Fearing more than he dared confess to himself, he caught her hands and would not let her leave him.

"Lydia, I have not had the portion which God and women allot to most men," he said almost piteously. "There are delights that should be mine by right, but they are denied me! Other men have their dreams, their moments of tender preoccupation. They can live again through hours between only themselves and one other. They can feel again the touches of a woman's hand upon them, the warmth of her cheek and the love in her kiss. No matter the evil, the sorrows that follow, these things are theirs, to hold in memory! No matter the time or the place, they can summon it all from a song, drink it from a goblet of wine, or breathe it in from a flower! It is twice living it; once, in the actuality; again, in the dream! But I—I have nothing! My teaching did not permit me to look forward to such a thing—and thou, Lydia—Lydia, thou dost not permit me to look back upon it!"

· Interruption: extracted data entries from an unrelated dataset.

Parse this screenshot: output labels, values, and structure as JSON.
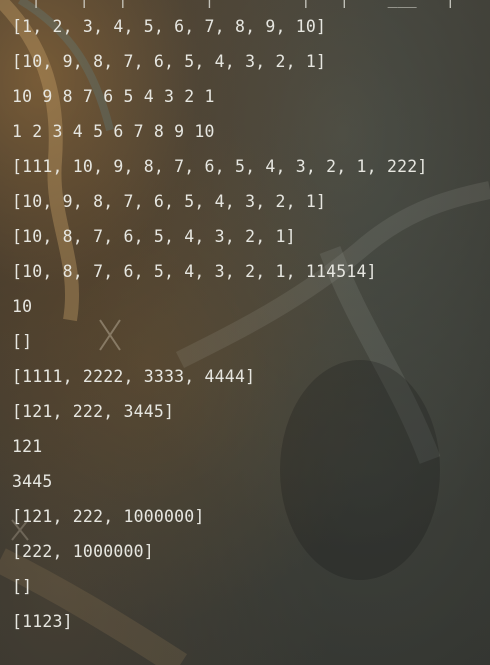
{
  "terminal": {
    "top_partial": "  |    |   |        |         |   |    ___   |    ,",
    "lines": [
      "[1, 2, 3, 4, 5, 6, 7, 8, 9, 10]",
      "[10, 9, 8, 7, 6, 5, 4, 3, 2, 1]",
      "10 9 8 7 6 5 4 3 2 1",
      "1 2 3 4 5 6 7 8 9 10",
      "[111, 10, 9, 8, 7, 6, 5, 4, 3, 2, 1, 222]",
      "[10, 9, 8, 7, 6, 5, 4, 3, 2, 1]",
      "[10, 8, 7, 6, 5, 4, 3, 2, 1]",
      "[10, 8, 7, 6, 5, 4, 3, 2, 1, 114514]",
      "10",
      "[]",
      "[1111, 2222, 3333, 4444]",
      "[121, 222, 3445]",
      "121",
      "3445",
      "[121, 222, 1000000]",
      "[222, 1000000]",
      "[]",
      "[1123]"
    ]
  },
  "colors": {
    "text": "#e6e6e0",
    "background": "#34342f"
  }
}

Her eyes filled with tears, and a rush of tender words trembled on her lips. His gaze, quickened by longing for the thing these signs typified, caught the softening in her young face. He seized upon the hope that it gave him.

"Dost thou love me, Lydia?" he asked.

"I love thee, Marsyas."

He drew her to him, put his arms about her and pressed her to his breast. She did not resist him, for she was tired of contention with herself, tired of distress, afraid of the menace the future showed her, and withal fainting in hope. She dropped her head on his shoulder, with her face turned up to him. Marsyas' soul filled to the full with subdued, bewildering emotions. It was not the first time he had held this sweet child-woman in his arms, but fear, tumult, impetuousness and protest had claimed preëminence in his thoughts before. Now in the quiet and shelter of the alabarch's deserted presiding-room, he found new experience, new feelings. Under the low light of the clustered lamp, he looked down on the face turned to him, smoothed with soft touches the long, delicate black brows; passed light fingers over the bloom of her cheek and saw the faint rose color come again in the white lines the little pressure made; put back the loose curl fallen before her perfect ear and marveled at its silkiness; watched the quiet palpitation in the milk-white throat—sensed, somehow, the repose in herself, the command, even in this momentary surrender, the divinity in her womanliness. He was ashamed of his distrust, startled at his new sensations.

Perhaps she saw the passing of feeling over his face, for she stirred and would have raised herself, but the movement brought him back to reality, and a fiercer rebellion against it.